Menerka Performance Diane Butler dan Pemikiran Bupati Tubaba
Newslampungterkini.com, Tulang Bawang Barat – Diane Butler Seniman Performance yang merupakan Doktoral Kajian Budaya, Universitas Udayana, Denpasar, Bali, Menggerakkan tubuh kecil bersama tim tarinya di lokasi Las Sengok, Karta, pada Event Shareing Time Megalithic Millennium Art, usai pelepasan Ikan dan Kura-kura, Rabu (22/1/2020) sekitar pukul 11.30 Wib.
Wanita asal Negara Amerika yang tinggal di Provinsi Bali sejak Tahun 2001, juga mengelola Internasional Foundation for Dharma Nature Time and Cultural Doctoral Program Study, Universitas Udayana.
Seorang seniman performance yang menggunakan tubuh sebagai media berkaryanya, direncanakan berada di Kabupaten Tulang Bawang Barat (Tubaba) Lampung hingga 26 Januari 2020.
Aksi Diana sapaan akrab Diane Butler dan timnya, saat bergerak melambai, mengepak, mengawai, membelai, melengkung, meringkuk, dan beguling, lalu merangkah, dan merunduk, membuat warga di seputar tumpukan bebatuan besar di lokasi Las Sengok, Karta, Kagum dan Sumringah.
Bergerak dengan merebah, mengesot, menjuntai, kayang, dan banyak lagi aksi yang sulit diucapkan dengan kata-kata, menyimbolkan Suara tubuh dalam kehidupan manusia yang terkoneksi dengan alam semesta.
Penampilan Diane Butler, yang awalnya hanya bergarak sendiri sebagi gerak seninya, tiba-tiba muncul hingga belasan orang seniman asal Rusia, Jerman, Jepang, Kanada, Amerika Serikat, Malaysia, Inggris dan Indonesia dengan Performancenya masing-masing, seakan-akan tergerak dengan satu kesatuan yang saling terhubung, sebagai simbol kehidupan.
Penulis mencoba menerka pemikiran Bupati Tubaba Umar Ahmad, sebagaimana yang telah diungkapkannya dalam prestasi dihadapkan juri Anugerah Kebudayaan PWI Pusat yang terdiri dari Seniman, Budayawan dan Wartawan Sunior, dengan menggagas pembangunan yang berbasis kebudayaan dengan menggambarkan Konsep Masa Depan Tubaba.
Umar Ahmad, ingin menumbuhkan sebuah kehidupan bersama yang dibangun dengan standar tinggi, sebuah peradaban yang hanya bisa diwujudkan dengan sikap menghargai pengetahuan, cita rasa artistik, visi yang jauh ke depan, dan rasa hormat terhadap pihak lain dan semua elemen pembentuk kehidupan.
“Namun, urusan kami dengan satu kata ‘Tubaba’ rupanya sudah kepalang tanggung, kami sudah telanjur melangkah.
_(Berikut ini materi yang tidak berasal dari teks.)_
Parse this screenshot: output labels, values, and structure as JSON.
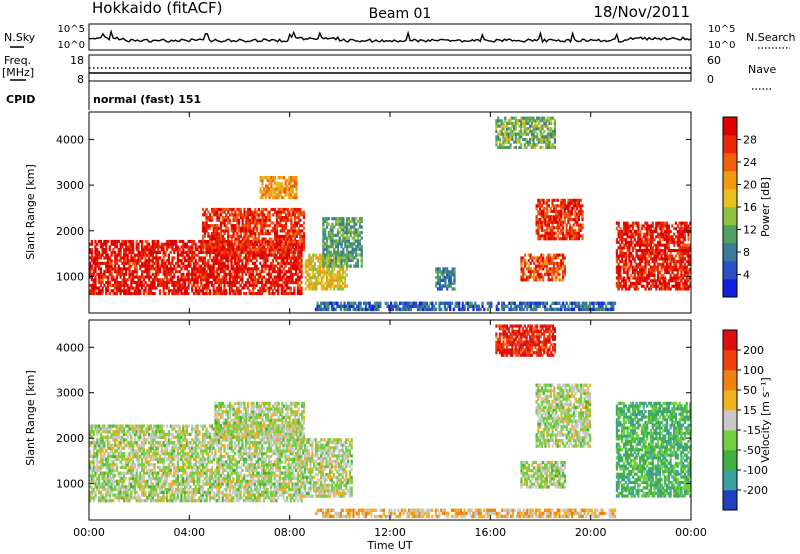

Maka, sekalian saja kami putuskan yang harus kami lakukan adalah menetapkan standar tinggi peradaban orang Tubaba,” kata Umar Ahmad dikutip media Newslampungterkini.com saat berprestasi di PWI Pusat, Gedung Dewan Pers, Kamis (9 Januari 2020)
Umar menggagas peradaban orang Tubaba agar tidak lagi menolerir kehidupan dengan mutu seadanya. Sehingga potensi dan bakat-bakat terbaik harus di tumbuhkan untuk mewujudkan standar tinggi Kebudayaan Tubaba.
Kemungkinan gagasan Sharing Time Megalithic Millennium Art itulah yang membuat Umar Ahmad merencanakan Tubaba Kembali ke Masa Depan dengan menghadirkan orang-orang hebat yang mendunia untuk Tubaba dengan menghendaki orang-orang yang berjiwa “Bunian” untuk menjadi warganya.